By Fraser P. Seitel
On Nov. 12, Mark Thompson is scheduled to come aboard as the new CEO of the New York Times.
It shouldn’t allow him to join the company. If the Times permits Thompson to assume his new post, the paper will risk tarnishing its own reputation.
For eight years, Thompson served as director general of the British Broadcasting Corporation. It was because of the generally high marks he received at the BBC helm that the Times recruited Thompson in August as its new president and chief executive.
As he capped his career with the BBC’s stellar handling of the London Olympics this past summer, Thompson reflected on the BBC’s considerable achievement on his watch.
“Trust in the BBC is at an all-time high. When things go wrong at the BBC, the public can hear us admit it and can see us striving to put things right,” he said, adding, “the modern BBC does everything possible to report on itself objectively.”
Well, evidently not all the time.
In October, as Thompson prepared to join the Great Gray Lady, a scandal erupted at his former employer that not only rocked Great Britain but even made its way into the pages of none other than Thompson’s new employer on this side of the pond.
The BBC, it was reported, had shut down and silenced a reporting project on evidence compiled over decades that accused Jimmy Savile, the network’s longtime host of children’s and pop music shows, of as many as 200 instances of child sexual abuse.
That the scuttled report occurred on Thompson’s watch shifted the focus from the late Savile and the BBC in London to the network’s former head man now in New York.
Immediately, New York Times Publisher Arthur Sulzberger, Jr. leapt to his new hire’s defense. Mr. Thompson, his new boss-to-be wrote the Times’ staff, “possesses high ethical standards and is the ideal person to lead our Company.” At the same time, Publisher Pinch assured the staff, “We will cover the Savile story with objectivity and rigor.”

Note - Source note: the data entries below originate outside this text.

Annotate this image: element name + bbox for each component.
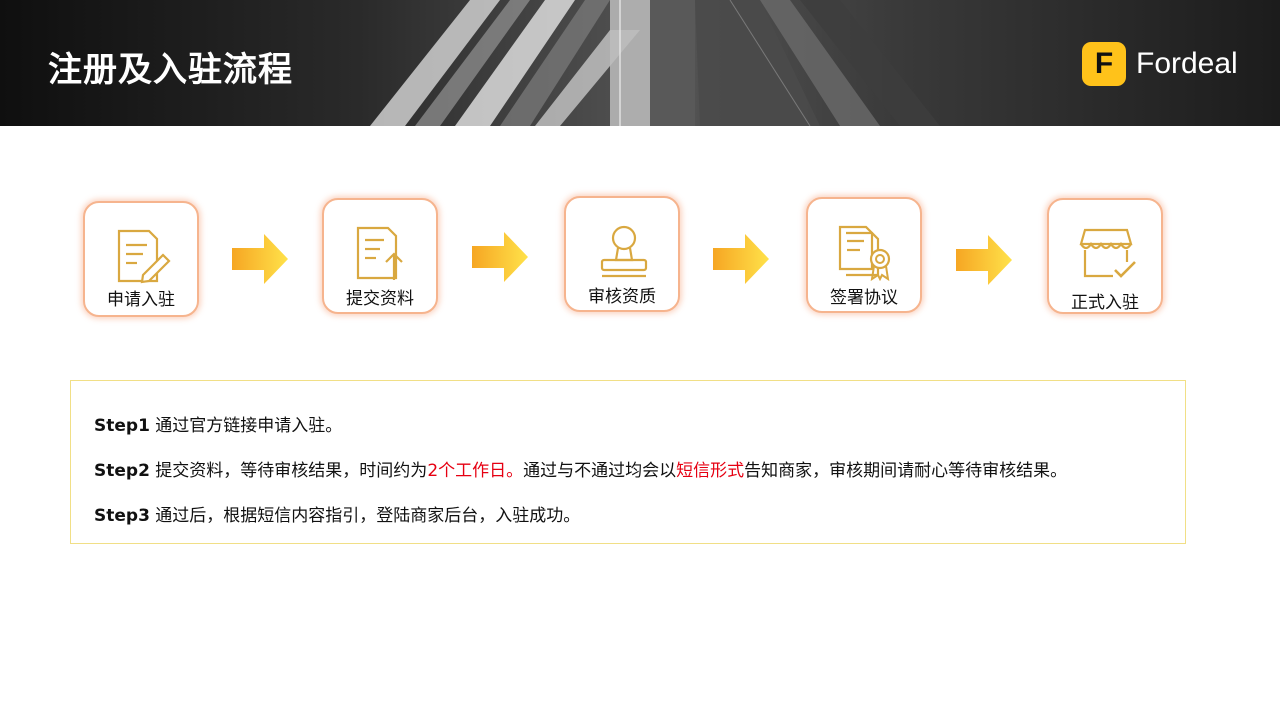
arrow-right-icon xyxy=(232,234,288,284)
step3-line: Step3 通过后，根据短信内容指引，登陆商家后台，入驻成功。 xyxy=(94,501,580,526)
step-label-review: 审核资质 xyxy=(588,287,656,307)
arrow-right-icon xyxy=(713,234,769,284)
step-label-submit: 提交资料 xyxy=(346,289,414,309)
step2-text-a: 提交资料，等待审核结果，时间约为 xyxy=(149,461,428,481)
fordeal-logo: F Fordeal xyxy=(1082,42,1238,86)
step2-highlight-duration: 2个工作日。 xyxy=(427,461,524,481)
step2-tag: Step2 xyxy=(94,461,150,481)
arrow-right-icon xyxy=(472,232,528,282)
store-check-icon xyxy=(1079,228,1136,278)
logo-mark: F xyxy=(1082,42,1126,86)
step2-line: Step2 提交资料，等待审核结果，时间约为2个工作日。通过与不通过均会以短信形… xyxy=(94,456,1067,481)
certificate-icon xyxy=(838,225,891,281)
step1-text: 通过官方链接申请入驻。 xyxy=(149,416,343,436)
page-title: 注册及入驻流程 xyxy=(48,50,293,90)
step3-tag: Step3 xyxy=(94,506,150,526)
document-edit-icon xyxy=(117,229,171,284)
logo-text: Fordeal xyxy=(1136,47,1238,80)
step-card-submit: 提交资料 xyxy=(322,198,438,314)
arrow-right-icon xyxy=(956,235,1012,285)
step-card-review: 审核资质 xyxy=(564,196,680,312)
step-card-sign: 签署协议 xyxy=(806,197,922,313)
step3-text: 通过后，根据短信内容指引，登陆商家后台，入驻成功。 xyxy=(149,506,581,526)
step2-text-b: 通过与不通过均会以 xyxy=(523,461,677,481)
step1-tag: Step1 xyxy=(94,416,150,436)
step1-line: Step1 通过官方链接申请入驻。 xyxy=(94,411,342,436)
step-card-apply: 申请入驻 xyxy=(83,201,199,317)
header-banner: 注册及入驻流程 F Fordeal xyxy=(0,0,1280,126)
step-label-sign: 签署协议 xyxy=(830,288,898,308)
step-label-apply: 申请入驻 xyxy=(107,290,175,310)
step2-text-c: 告知商家，审核期间请耐心等待审核结果。 xyxy=(744,461,1068,481)
step-details-box: Step1 通过官方链接申请入驻。 Step2 提交资料，等待审核结果，时间约为… xyxy=(70,380,1186,544)
stamp-icon xyxy=(600,225,648,278)
step2-highlight-sms: 短信形式 xyxy=(676,461,745,481)
step-card-onboard: 正式入驻 xyxy=(1047,198,1163,314)
document-upload-icon xyxy=(356,226,403,280)
step-label-onboard: 正式入驻 xyxy=(1071,293,1139,313)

And to its credit, the Times has done just that, even wondering in print about Thompson’s role in the cancelled investigation. Although Thompson told the Times he “knew little, if anything, about the investigation,” the paper cited former BBC executives who said press clippings about the salacious Savile and the spiked investigation were regularly distributed to Thompson.
Nonetheless, Thompson adamantly insisted, “I honestly believe I did nothing wrong.” But then that’s what Tiger Woods said at first and Elliott Spitzer and Mark Sanford and Jerry Sandusky.
Whatever the truth, the Times can’t risk its journalistic integrity by bringing in an executive with scandal hanging over his noggin. The last thing the Times needs is its new president being hauled before Parliament, Rupert Murdoch-like, for his role in a child sex scandal and potential cover up.
Rather than risking that and allowing Mr. Thompson to begin his new job next week, the Times should delay his appointment, pending its own external investigation of Thompson’s role in the Savile case. Presuming the investigation reveals no questionable behavior on his part, Mr. Thompson can then assume his new role with impunity.
And the New York Times can proceed with its business, its reputation intact.